Le paradoxe clermontois
L’ASM est l’un des meilleurs clubs en Europe qui cherche constamment à avoir un temps d’avance sur les autres dans tous les domaines. C’est de là d’où vient cette régularité au plus haut niveau. Cette régularité explique la fidélité du public, des sponsors et donc des finances. Tout est aussi fait pour faciliter la vie du joueur avec des infrastructures incroyables mais aussi faciliter la vie de l’homme. D’ailleurs, davantage que les finales ou les trophées, je prends davantage de plaisir à m’épanouir en tant que rugbyman ou en tant qu’homme au quotidien. Pouvoir prendre pour donner au maximum, c’est dix fois mieux qu’une finale ou un titre, c’est sûr ! Ça ce m’empêche d’avoir un appétit de trophée car je vous rappelle que je n’ai joué ni la finale victorieuse de 2010, ni celle de 2017.
Les USA
J’adore cette langue et j’ai toujours été attiré par cette culture qui nous entoure à travers les films, les séries, la musique, les fringues… Ça me fait rêver et je n’y suis toujours pas allé ! Vous imaginez ?
En 2008, je me suis fait opérer de l’épaule et je découvre le monde pro à Clermont. Malheureusement, mon opération et ma rééducation me font manquer le stage de pré-saison de l’ASM aux… Etats-Unis !
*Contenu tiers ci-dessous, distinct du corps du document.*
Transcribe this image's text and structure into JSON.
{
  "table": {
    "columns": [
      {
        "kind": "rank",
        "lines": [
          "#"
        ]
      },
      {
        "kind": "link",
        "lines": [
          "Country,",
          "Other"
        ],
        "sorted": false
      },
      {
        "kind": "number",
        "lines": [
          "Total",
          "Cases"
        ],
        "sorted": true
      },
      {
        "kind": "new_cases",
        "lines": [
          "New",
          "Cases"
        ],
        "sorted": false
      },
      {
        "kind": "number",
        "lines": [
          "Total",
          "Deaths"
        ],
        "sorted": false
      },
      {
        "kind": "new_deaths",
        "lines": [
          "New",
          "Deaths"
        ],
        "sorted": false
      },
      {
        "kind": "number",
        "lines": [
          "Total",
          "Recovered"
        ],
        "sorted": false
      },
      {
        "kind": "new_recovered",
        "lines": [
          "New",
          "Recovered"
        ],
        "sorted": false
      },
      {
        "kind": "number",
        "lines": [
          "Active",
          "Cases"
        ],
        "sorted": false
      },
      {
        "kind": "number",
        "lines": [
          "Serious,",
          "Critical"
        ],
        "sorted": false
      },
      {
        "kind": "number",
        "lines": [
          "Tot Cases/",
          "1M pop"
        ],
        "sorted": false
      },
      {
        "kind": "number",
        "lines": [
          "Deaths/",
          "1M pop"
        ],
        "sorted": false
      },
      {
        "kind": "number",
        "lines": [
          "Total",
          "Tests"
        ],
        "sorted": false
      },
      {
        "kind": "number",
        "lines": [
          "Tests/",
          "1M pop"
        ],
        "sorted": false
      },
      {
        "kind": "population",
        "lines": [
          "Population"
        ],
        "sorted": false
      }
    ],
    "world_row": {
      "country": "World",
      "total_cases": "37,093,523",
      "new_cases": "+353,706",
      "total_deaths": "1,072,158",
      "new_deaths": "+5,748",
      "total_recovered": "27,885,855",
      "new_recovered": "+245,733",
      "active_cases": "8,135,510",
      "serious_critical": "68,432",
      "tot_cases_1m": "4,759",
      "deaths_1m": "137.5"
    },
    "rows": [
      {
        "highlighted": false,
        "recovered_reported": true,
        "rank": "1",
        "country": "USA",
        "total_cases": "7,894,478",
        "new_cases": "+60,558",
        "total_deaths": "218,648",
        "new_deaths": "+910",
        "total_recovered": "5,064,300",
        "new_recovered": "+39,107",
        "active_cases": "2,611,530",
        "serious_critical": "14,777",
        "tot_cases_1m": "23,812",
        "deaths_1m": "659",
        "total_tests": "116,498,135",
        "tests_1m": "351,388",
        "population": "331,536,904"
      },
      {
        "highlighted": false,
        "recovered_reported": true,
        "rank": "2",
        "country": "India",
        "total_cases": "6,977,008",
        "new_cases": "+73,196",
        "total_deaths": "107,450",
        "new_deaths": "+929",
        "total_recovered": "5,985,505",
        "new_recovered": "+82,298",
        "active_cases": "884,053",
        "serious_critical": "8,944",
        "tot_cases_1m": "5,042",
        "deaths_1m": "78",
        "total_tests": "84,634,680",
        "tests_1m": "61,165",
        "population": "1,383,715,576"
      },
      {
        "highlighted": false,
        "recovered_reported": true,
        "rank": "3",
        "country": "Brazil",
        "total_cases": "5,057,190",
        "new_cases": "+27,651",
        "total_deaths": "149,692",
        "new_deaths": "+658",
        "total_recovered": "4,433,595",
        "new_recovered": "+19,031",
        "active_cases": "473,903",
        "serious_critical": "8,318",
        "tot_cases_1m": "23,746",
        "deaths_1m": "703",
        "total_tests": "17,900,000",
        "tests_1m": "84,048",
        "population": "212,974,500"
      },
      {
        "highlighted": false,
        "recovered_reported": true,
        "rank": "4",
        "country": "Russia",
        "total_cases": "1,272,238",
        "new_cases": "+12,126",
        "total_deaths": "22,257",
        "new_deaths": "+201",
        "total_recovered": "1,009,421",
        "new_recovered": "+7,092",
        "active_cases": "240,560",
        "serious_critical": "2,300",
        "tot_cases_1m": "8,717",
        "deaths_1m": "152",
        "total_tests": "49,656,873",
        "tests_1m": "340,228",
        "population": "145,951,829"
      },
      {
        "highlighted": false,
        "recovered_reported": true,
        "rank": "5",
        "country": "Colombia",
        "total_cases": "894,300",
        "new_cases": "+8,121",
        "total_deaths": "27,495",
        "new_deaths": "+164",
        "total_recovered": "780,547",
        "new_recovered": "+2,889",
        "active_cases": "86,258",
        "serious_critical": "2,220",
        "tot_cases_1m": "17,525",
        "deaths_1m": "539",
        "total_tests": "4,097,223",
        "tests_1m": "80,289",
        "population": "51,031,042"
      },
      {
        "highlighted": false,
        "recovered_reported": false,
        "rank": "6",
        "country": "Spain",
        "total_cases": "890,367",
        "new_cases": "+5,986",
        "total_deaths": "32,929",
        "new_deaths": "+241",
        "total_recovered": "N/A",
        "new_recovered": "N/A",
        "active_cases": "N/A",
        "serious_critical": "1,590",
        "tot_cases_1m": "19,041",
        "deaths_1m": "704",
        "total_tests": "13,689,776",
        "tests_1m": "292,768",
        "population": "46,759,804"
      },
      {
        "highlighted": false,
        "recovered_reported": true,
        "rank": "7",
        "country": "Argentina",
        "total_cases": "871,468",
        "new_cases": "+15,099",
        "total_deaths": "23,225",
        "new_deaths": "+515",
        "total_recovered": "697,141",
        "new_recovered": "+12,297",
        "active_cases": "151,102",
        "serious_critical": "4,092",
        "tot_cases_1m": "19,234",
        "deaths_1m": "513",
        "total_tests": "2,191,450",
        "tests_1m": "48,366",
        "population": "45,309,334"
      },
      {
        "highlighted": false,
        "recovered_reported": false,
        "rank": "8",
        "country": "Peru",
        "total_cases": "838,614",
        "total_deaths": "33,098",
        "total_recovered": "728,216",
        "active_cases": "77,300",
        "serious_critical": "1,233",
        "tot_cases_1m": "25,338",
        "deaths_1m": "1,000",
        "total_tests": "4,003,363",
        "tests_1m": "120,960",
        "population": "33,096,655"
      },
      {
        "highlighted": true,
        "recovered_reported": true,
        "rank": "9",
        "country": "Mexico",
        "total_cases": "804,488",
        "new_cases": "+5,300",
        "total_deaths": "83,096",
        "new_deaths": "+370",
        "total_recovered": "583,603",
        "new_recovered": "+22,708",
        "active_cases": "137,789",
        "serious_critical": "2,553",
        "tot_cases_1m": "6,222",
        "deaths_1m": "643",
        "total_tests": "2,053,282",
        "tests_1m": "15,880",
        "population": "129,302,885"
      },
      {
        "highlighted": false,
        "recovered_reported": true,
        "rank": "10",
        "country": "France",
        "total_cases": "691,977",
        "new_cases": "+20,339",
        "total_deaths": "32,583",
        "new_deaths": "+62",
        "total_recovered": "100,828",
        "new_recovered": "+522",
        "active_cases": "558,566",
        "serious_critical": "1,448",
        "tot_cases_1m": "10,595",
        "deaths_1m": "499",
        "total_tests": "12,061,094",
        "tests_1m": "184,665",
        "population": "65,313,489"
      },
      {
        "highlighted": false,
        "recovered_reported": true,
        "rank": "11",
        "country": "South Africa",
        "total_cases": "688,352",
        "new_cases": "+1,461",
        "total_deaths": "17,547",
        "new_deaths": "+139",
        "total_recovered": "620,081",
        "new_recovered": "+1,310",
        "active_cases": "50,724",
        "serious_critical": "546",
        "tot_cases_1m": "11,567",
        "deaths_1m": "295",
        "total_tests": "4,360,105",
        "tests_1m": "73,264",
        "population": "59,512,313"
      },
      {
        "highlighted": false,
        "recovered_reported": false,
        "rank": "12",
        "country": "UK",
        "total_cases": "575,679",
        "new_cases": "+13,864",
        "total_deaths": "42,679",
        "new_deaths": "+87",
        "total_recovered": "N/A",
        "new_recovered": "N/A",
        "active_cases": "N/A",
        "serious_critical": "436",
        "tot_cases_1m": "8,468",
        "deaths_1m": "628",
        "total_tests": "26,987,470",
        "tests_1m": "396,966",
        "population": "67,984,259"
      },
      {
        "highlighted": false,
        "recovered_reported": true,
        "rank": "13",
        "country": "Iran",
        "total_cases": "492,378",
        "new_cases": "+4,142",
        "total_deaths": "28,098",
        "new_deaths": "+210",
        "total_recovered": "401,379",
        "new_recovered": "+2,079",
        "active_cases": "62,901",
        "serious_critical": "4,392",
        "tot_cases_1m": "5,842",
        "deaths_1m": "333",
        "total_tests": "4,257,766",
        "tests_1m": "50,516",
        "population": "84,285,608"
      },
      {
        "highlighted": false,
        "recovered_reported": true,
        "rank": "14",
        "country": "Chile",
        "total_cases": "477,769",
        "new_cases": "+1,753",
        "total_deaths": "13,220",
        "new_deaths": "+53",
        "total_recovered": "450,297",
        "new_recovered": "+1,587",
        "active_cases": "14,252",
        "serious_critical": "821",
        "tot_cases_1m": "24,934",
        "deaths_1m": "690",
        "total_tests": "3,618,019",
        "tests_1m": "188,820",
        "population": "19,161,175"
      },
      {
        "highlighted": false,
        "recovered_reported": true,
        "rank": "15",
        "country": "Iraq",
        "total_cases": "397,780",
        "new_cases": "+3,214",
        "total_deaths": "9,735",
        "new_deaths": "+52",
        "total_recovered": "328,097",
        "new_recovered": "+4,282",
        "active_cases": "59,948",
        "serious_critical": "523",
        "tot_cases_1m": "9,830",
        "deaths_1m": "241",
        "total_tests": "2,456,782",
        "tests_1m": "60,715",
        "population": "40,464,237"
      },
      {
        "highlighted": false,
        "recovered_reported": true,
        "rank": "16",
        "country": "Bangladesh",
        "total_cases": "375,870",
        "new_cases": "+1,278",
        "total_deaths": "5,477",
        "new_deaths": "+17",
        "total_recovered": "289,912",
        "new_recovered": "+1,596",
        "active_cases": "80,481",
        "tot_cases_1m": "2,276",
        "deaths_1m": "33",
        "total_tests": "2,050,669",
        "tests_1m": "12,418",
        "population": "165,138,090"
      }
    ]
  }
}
Par la suite, j’ai eu la chance de voyager dans plein de pays en Europe, en Afrique ou dans le Pacifique mais toujours pas les USA !
Mais je pense qu’il n’y a pas de hasard dans la vie. Ne vous inquiétez pas, c’est un projet avec ma femme dont c’est un rêve aussi. On veut y faire un vrai trip de plusieurs mois avec notre petite famille. Je pense attendre la fin de ma carrière pour en profiter pleinement car aujourd’hui, même quand j’ai trois semaines de vacances, je suis obligé de continuer de m’entraîner physiquement. Je veux vivre cette belle expérience à 100% où j’en prendrai plein les yeux. Inoubliable.
L’après rugby
Finir à l’ASM ? On ne sait jamais avec le rugby pro. Qui aurait imaginé Vincent Clerc partir de Toulouse ou Louis Picamoles revenir à Montpellier ? Contractuellement, il me reste cette saison et une autre. Mais une fois les crampons raccrochés, j’ai la chance que l’ASM accompagne ses joueurs pour l’après carrière. C’est une démarche personnelle. Rien n’est arrêté tant beaucoup de choses peuvent arriver. J’ai des axes de réflexion vers le sport, la télévision, une forme de médecine, coach, … En tout cas, je ne me vois pas ouvrir un bar ou un restaurant.
L’amitié
Mes amis dans le rugby se nomment Julien Malzieu, Jean-Marcelin Buttin, Brock James, Adrien Planté, Yoann Huget et j’en oublie. Hors rugby, pour être ami avec moi, il faut y aller. Faut passer du temps ensemble. Des années ! Les amis, ils se comptent sur les doigts d’une main. Après, il y a mon frère Warren qui a 26 ans et avec qui c’est fusionnel dans l’amour, les engueulades, le chambrage, les appels, tout ce que tu veux. On est comme des frères jumeaux.
La notoriété
Forcément, en vieillissant, on y attache un peu moins d’importance qu’à 20 ans où on s’enflamme. C’est vrai que hors rugby, parfois, j’aimerais qu’on me laisse davantage tranquille lorsque je suis en famille. Mais en même temps, il y a d’autres villes, régions ou pays où c’est plus virulent qu’à Clermont. Ici, il y a beaucoup d’amour. Et tout autour de moi d’ailleurs.